Et on me dit que ça ne fait que commencer. De fait, le temps que ma chronique se rende à ma rédactrice en chef, et que vous, heureux élus, puissiez parcourir ces modestes lignes, il va s’être passée une éternité! Désuétude des médias écrits? Je n’irais pas jusque-là. Mais au moment où ce texte vous parviendra, il se peut fort bien qu’en Algérie, au Yémen, en Libye, en Syrie, toutes les Places de la liberté aient déjà été envahies par des foules en liesse, incrédules devant le nouveau pouvoir qui est maintenant le leur.
Mais ce qui me fascine le plus, c’est ce qui risque de se passer ici, chez nous. Il ne s’en est en effet fallu que de deux semaines pour venir à bout de ces dinosaures incrustés dans le sable du désert depuis des décennies, deux semaines pour que Ben Ali pacte ses lingots d’or et s’envole vers d’autres cieux, deux semaines pour que le pharaon mette un terme à son mode de vie pyramidal et songe à gagner l’une ou l’autre de ces Hosni de belles baraques sises à New York, Paris, ou ailleurs, ces résidences de prestige qu’il s’est payées avec des cheiks qu’il a signés en trempant sa plume dans le sang de son propre peuple, une pinotte puisée à même les 50 milliards qu’il est parvenu à se mettre de côté pendant son règne. Si ça été aussi vite pour se débarrasser de ces plaies d’Égypte et d’ailleurs, imaginez ici ! Imaginez ceux qui vaquent à leurs petites affaires plus ou moins croches ou plus ou moins démocratiques depuis seulement quatre ou cinq ans, ils vont être balayés dans le temps de le dire, comme les rives du Saint-Laurent! Ça prend juste une couple de vagues un peu plus grosses que les autres, et puis ça y est! Ils vont clairer l’horizon à leur tour!
Wow! la haute vitesse, c’est l’investissement le plus profitable de ma vie! Du viagra cybernétique. De la méthédrine virtuelle. De l’adrénaline en mégabits. De l’énergie en tube, comprimée, prête à jaillir, et qui peut être relayée d’un bout à l’autre du monde en l’espace de quelques secondes et de quelques clics!

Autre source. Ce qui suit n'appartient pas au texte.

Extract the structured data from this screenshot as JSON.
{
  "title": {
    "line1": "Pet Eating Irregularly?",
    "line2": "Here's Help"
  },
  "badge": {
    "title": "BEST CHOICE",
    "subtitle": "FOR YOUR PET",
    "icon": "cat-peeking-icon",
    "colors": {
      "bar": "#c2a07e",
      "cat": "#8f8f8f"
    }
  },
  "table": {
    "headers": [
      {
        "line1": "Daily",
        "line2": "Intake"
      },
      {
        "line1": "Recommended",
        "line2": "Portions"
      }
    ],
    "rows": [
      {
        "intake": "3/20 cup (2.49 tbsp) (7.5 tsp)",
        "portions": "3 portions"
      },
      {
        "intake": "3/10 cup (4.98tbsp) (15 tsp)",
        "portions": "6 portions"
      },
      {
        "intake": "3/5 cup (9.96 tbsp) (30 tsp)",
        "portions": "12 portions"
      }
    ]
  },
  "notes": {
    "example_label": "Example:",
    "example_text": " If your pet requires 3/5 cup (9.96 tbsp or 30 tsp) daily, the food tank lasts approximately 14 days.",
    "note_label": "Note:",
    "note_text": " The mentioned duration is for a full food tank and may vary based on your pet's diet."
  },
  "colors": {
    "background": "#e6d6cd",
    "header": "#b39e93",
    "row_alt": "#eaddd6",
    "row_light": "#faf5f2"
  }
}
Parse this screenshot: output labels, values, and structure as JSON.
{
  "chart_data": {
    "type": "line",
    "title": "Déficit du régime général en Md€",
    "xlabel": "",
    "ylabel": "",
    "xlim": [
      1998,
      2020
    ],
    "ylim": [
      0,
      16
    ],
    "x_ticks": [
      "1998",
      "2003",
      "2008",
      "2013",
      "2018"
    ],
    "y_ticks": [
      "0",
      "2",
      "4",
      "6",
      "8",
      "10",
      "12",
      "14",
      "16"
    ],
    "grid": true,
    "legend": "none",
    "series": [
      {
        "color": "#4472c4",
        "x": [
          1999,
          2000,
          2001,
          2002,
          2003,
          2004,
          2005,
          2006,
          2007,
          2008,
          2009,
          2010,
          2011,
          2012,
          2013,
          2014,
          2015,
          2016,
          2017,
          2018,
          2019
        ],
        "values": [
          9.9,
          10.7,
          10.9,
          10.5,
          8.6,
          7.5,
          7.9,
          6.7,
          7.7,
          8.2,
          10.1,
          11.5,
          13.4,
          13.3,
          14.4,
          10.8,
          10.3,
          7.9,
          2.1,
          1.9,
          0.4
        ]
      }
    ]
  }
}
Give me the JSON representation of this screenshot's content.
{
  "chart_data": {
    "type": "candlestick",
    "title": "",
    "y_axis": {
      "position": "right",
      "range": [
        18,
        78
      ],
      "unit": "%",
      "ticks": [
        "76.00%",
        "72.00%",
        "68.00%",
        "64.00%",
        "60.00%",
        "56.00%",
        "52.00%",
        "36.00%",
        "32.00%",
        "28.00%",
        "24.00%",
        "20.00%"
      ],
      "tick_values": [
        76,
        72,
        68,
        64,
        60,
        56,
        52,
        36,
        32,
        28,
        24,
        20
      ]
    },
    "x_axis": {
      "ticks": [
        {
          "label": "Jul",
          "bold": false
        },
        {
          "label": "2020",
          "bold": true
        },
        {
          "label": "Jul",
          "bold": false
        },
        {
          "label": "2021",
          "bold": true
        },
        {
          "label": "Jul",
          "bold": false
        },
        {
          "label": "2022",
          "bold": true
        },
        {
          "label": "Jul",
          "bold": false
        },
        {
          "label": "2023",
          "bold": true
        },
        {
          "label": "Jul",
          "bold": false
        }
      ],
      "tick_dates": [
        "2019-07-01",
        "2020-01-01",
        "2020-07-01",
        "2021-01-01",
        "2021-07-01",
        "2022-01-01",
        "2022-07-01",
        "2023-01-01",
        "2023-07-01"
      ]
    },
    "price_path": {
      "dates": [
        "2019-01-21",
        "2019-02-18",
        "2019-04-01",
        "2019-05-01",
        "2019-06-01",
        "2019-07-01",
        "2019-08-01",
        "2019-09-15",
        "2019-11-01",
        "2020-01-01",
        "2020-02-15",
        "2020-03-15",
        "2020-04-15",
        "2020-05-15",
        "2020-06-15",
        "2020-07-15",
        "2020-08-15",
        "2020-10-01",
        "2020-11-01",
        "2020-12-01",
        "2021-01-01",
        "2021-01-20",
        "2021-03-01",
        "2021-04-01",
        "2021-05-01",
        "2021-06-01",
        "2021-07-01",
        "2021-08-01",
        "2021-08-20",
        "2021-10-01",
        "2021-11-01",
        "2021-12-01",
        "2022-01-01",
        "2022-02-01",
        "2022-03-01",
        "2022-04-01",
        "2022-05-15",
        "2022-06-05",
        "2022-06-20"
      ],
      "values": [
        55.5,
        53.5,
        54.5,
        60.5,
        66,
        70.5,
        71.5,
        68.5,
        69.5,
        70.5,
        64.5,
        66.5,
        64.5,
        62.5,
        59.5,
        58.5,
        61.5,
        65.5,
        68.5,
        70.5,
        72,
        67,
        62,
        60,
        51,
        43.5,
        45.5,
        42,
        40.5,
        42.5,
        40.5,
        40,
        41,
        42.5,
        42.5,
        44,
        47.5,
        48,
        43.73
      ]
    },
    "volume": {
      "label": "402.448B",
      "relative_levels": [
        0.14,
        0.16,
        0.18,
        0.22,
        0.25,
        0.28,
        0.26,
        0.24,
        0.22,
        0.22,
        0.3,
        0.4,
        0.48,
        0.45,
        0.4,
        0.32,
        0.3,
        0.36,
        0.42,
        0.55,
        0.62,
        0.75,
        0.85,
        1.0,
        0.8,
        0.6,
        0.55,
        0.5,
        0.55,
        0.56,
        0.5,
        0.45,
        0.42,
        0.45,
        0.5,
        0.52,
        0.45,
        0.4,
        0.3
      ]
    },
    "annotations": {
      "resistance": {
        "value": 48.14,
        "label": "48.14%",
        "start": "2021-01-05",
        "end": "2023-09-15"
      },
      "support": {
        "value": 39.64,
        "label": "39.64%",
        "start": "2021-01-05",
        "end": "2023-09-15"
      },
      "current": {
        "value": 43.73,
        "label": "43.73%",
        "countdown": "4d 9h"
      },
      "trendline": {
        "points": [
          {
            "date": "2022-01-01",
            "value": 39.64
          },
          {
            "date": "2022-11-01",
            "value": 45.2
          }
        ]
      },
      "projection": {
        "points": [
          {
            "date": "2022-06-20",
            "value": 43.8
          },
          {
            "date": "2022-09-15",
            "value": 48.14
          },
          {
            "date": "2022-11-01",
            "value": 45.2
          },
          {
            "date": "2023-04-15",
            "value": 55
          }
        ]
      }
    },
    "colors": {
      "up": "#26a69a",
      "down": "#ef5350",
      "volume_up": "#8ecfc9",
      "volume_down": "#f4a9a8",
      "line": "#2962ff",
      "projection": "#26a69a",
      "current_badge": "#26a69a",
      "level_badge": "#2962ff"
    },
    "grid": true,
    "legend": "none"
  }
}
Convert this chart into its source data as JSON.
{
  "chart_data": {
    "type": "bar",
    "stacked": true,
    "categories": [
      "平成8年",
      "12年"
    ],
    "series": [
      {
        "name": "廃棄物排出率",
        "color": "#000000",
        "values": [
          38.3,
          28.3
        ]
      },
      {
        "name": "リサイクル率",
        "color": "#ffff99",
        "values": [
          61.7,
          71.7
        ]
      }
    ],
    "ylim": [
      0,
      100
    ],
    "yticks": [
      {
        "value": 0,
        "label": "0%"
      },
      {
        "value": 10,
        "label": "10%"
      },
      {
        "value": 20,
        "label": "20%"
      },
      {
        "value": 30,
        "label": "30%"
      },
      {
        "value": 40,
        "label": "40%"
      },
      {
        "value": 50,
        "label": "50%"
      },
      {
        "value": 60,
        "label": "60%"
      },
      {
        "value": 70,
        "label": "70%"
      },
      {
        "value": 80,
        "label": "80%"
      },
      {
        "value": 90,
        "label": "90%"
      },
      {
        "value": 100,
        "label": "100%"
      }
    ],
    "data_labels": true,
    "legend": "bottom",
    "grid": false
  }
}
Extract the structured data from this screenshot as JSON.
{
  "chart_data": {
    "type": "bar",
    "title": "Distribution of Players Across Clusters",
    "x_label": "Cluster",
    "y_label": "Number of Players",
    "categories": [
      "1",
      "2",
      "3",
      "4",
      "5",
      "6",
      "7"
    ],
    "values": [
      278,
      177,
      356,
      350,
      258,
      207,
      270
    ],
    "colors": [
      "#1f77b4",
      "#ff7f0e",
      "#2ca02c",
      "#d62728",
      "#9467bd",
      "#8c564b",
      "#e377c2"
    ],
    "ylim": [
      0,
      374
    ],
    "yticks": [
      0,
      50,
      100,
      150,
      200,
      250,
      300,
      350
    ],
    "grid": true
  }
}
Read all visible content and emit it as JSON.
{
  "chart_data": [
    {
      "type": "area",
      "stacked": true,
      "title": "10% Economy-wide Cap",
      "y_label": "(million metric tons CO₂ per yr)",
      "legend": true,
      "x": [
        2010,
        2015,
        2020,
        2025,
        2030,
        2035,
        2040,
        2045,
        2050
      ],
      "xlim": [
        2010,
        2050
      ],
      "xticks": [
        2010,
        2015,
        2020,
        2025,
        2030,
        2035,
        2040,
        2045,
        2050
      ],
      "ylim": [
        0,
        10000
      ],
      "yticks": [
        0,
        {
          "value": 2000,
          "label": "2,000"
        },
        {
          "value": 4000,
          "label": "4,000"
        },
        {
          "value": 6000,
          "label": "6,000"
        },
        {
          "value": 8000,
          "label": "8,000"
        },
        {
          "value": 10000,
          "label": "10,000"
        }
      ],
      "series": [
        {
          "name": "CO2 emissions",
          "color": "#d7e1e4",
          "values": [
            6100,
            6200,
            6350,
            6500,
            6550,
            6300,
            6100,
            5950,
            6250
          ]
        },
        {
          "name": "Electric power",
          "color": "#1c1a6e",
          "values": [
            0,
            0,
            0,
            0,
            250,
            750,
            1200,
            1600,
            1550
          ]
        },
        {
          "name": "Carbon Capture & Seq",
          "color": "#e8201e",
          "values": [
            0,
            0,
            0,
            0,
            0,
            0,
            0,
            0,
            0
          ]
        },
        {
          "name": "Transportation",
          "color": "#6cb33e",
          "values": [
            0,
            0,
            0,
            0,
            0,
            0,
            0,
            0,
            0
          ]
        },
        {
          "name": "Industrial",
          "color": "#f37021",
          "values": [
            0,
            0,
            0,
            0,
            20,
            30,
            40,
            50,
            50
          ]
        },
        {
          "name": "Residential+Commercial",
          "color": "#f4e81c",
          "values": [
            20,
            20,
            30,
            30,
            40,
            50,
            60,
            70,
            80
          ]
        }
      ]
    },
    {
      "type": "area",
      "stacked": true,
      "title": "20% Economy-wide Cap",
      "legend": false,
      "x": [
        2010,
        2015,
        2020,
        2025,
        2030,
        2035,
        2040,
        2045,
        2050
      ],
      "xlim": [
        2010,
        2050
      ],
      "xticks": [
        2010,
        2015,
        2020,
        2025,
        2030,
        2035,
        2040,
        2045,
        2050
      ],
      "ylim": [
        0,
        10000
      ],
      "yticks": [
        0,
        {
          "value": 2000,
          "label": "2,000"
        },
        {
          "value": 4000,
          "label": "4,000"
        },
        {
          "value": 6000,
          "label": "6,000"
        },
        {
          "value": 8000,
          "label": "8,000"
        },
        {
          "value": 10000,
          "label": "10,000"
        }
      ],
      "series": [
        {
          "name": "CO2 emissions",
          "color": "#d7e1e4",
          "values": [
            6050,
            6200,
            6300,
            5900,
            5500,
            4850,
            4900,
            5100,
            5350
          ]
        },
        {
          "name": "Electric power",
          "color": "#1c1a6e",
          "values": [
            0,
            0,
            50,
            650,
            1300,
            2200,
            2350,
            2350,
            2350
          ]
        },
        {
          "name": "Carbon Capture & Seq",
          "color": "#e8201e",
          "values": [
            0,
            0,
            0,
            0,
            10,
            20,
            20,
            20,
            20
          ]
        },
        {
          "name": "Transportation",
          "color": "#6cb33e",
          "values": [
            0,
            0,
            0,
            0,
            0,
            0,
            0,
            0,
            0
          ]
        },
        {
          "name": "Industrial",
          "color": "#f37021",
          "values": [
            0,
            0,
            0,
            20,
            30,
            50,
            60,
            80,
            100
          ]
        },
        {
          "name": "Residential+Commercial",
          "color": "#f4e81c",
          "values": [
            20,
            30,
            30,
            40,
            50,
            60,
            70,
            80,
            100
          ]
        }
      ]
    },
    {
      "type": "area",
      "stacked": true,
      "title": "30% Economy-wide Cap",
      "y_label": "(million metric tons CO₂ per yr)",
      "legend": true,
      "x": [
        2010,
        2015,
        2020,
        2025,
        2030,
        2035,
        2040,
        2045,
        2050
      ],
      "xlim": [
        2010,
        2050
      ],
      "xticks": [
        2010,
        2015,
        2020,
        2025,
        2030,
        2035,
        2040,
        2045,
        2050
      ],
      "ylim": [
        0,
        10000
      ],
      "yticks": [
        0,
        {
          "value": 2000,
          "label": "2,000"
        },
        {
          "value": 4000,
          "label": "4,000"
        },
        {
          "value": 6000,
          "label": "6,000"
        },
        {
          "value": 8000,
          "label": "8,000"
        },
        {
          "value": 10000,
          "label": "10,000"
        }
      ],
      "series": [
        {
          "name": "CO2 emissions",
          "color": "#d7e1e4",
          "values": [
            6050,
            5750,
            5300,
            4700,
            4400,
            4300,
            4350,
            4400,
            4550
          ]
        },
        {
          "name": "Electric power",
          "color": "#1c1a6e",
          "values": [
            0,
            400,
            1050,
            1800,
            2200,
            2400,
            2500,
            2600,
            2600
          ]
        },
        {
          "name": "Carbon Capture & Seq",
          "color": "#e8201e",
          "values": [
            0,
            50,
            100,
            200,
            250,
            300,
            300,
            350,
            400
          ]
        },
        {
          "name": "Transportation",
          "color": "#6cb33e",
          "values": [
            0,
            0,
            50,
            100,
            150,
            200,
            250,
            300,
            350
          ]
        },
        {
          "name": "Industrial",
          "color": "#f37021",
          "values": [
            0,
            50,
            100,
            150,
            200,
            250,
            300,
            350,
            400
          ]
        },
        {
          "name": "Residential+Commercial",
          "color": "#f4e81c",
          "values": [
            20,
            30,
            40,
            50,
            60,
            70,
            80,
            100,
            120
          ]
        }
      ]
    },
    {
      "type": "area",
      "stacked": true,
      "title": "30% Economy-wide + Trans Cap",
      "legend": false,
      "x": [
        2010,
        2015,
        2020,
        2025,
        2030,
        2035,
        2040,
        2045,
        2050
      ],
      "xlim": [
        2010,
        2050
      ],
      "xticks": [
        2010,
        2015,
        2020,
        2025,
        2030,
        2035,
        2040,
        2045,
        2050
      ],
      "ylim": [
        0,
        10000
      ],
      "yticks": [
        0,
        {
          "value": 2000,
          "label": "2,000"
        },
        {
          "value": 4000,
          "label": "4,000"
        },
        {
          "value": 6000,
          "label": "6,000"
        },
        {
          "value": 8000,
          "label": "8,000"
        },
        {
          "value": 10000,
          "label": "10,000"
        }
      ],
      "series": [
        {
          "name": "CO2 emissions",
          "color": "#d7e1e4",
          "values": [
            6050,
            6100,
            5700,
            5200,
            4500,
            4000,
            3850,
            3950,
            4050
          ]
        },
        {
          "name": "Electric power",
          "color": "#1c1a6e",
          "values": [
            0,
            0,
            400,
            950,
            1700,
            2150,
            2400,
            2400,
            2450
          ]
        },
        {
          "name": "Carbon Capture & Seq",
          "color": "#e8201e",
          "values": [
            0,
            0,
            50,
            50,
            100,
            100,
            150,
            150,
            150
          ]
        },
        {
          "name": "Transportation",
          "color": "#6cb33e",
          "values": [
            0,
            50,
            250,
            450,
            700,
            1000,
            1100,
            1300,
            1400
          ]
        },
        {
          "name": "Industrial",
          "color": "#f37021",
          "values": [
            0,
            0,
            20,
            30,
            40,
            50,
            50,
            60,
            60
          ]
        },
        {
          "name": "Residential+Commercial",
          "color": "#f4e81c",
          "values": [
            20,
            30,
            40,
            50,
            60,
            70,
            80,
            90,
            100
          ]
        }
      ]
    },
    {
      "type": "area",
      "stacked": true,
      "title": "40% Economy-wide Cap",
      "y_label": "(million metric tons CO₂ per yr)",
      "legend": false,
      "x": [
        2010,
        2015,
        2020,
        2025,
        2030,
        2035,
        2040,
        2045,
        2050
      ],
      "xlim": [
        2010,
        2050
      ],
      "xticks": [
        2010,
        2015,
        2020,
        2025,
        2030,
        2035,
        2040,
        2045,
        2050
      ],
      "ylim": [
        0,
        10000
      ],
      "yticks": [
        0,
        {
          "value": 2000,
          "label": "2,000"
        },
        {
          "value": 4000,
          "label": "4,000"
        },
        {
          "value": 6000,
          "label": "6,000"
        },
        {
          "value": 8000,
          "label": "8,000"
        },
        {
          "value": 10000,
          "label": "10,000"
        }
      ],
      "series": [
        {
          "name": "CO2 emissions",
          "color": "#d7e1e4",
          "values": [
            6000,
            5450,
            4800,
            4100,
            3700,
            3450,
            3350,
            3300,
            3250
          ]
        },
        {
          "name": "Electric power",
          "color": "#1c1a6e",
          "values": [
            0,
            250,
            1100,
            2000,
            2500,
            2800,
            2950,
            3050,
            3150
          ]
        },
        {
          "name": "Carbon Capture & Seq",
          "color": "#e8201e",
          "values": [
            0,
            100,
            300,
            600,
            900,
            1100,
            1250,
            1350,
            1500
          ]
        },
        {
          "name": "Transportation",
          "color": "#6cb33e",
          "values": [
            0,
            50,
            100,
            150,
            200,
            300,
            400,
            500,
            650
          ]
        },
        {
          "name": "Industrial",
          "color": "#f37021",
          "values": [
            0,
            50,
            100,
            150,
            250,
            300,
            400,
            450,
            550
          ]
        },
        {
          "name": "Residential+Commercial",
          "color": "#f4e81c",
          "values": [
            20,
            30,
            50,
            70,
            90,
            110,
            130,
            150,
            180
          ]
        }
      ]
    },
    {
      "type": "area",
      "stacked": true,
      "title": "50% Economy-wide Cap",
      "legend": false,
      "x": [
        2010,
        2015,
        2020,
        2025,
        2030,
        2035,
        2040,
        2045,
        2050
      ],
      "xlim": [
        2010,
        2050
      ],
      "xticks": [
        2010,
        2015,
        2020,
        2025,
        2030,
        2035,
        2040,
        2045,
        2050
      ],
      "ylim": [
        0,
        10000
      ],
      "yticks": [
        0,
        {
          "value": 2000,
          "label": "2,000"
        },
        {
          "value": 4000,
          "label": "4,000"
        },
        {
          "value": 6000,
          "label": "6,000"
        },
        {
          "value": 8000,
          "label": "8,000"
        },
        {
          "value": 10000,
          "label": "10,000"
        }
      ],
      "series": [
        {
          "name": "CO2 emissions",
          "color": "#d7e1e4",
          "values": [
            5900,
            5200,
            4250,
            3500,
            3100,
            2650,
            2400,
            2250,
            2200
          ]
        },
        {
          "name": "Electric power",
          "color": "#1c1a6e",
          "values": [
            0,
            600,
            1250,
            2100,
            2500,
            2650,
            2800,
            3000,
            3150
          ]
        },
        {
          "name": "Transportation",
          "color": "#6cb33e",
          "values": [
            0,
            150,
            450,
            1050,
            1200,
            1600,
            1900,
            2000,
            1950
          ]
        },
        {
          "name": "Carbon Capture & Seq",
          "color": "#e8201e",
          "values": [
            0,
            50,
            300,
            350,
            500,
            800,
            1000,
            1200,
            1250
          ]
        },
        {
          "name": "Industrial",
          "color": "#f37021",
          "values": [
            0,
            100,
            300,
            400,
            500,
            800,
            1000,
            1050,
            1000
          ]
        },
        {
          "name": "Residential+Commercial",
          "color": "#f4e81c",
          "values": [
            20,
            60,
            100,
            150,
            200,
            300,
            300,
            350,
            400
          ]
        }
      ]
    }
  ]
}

Allez les plus jeunes! Ces incroyables réseaux peuvent servir à autre chose qu’à gratter en public nos petits bobos d’Occidentaux, à partager nos photos de party ou nos émotions de banlieusards. Comprenez enfin, qu’après Gutenberg, le monde s’est doté d’outils de communication et de mobilisation tels qu’il n’y en a jamais eu sur cette foutue planète. Bien sûr, on ne vit pas ici la répression, on ne connaît pas les bains de sang. Rien de comparable avec ce qui se passe au sein de ces dictatures. Mais pour faire entendre raison à des gouvernants qui n’écoutent plus leur peuple, pour obtenir un moratoire sur l’exploration et l’exploitation des gaz de schiste et sur la mainmise de l’ensemble du territoire québécois par des compagnies privées, la plupart étrangères; pour exiger une commission d’enquête là où la corruption est en train de s’ériger en système, que diriez-vous d’un petit rassemblement, disons de 500 000 personnes, sur les terrains du Parlement, le premier mai? Je lance l’invitation, comme ça. Peut-être qu’on peut se mobiliser pour autre chose qu’un aréna, après tout? Pas sûr…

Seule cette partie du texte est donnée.